Durante um verão
Décimo quinto. Com certeza era o décimo quinto. Era incrível como sempre perdia a conta depois do décimo, mas dessa vez tinha certeza, era o décimo quinto carro vermelho. Podia ter perdido a conta dos carros azuis e amarelos, mas agora estavam bem.
Desta vez tinha sido uma boa escolha, os cinzas e pretos nem valia tentar, os amarelos passavam muito raramente, complicador manter o número na cabeça, agora ficava muito mais fácil, vermelho é a frequencia da contagem, se um dia precisar de algo para contar sua cor será vermelho.
Difícil manter a concentração em um dia ensolarado, ainda mais pra fazer uma redação. Caderno, lápis e borracha não foram feitos para serem usados para escrever e sim para desenhar, pra isso sim serviam. Uma prova eram as mais de cinco páginas rabiscadas com o melhor da arte abstrata.
Detestava aquela situação, um texto em prosa com tema livre.
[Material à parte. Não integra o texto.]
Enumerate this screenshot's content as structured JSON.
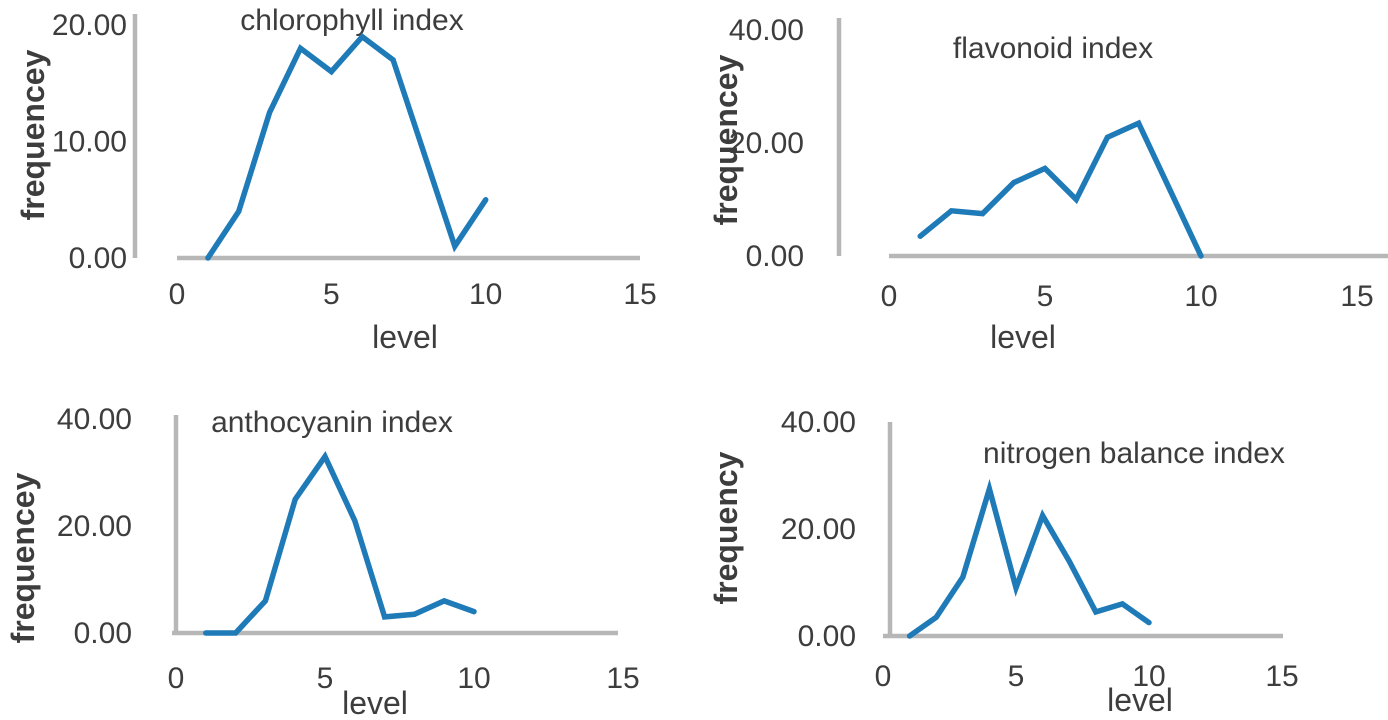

Fazer o quê? Uma dissertação? Uma tese? Um artigo? Uma ficção? Um relato? E ainda pior, sobre o quê? Tema livre? Isso não é tema, é tortura.
Durante toda a manhã, a única coisa que queria saber era qual mente maléfica mandaria fazer um texto em prosa com tema livre. Quando ia começar a escrever, a bagunça que a família fazia fez com que abandonasse a idéia de ficar no quarto.
Dentro da mochila estavam os fieis cadernos, lápis e borracha, além de alguns sanduíches, balas, uma barra de chocolate e revistas em quadrinhos, apenas como fonte de inspiração.
Depois de muito pensar, a melhor escolha era pegar a bicicleta e seguir para o parque central, lá seria um bom lugar para pensar, juntar fatos e decidir o que e sobre o que escrever. Pena que não podia ser um desenho seria mais fácil.
Desenhar era sempre livre, diferente de um texto, eles não nasceram para serem livres, pensava naquela época. O caminho ajudou muito a pensar, pena que chegando lá os garotos jogavam bola, todo o pequeno parágrafo introdutório se perdeu aos poucos durante os chutes.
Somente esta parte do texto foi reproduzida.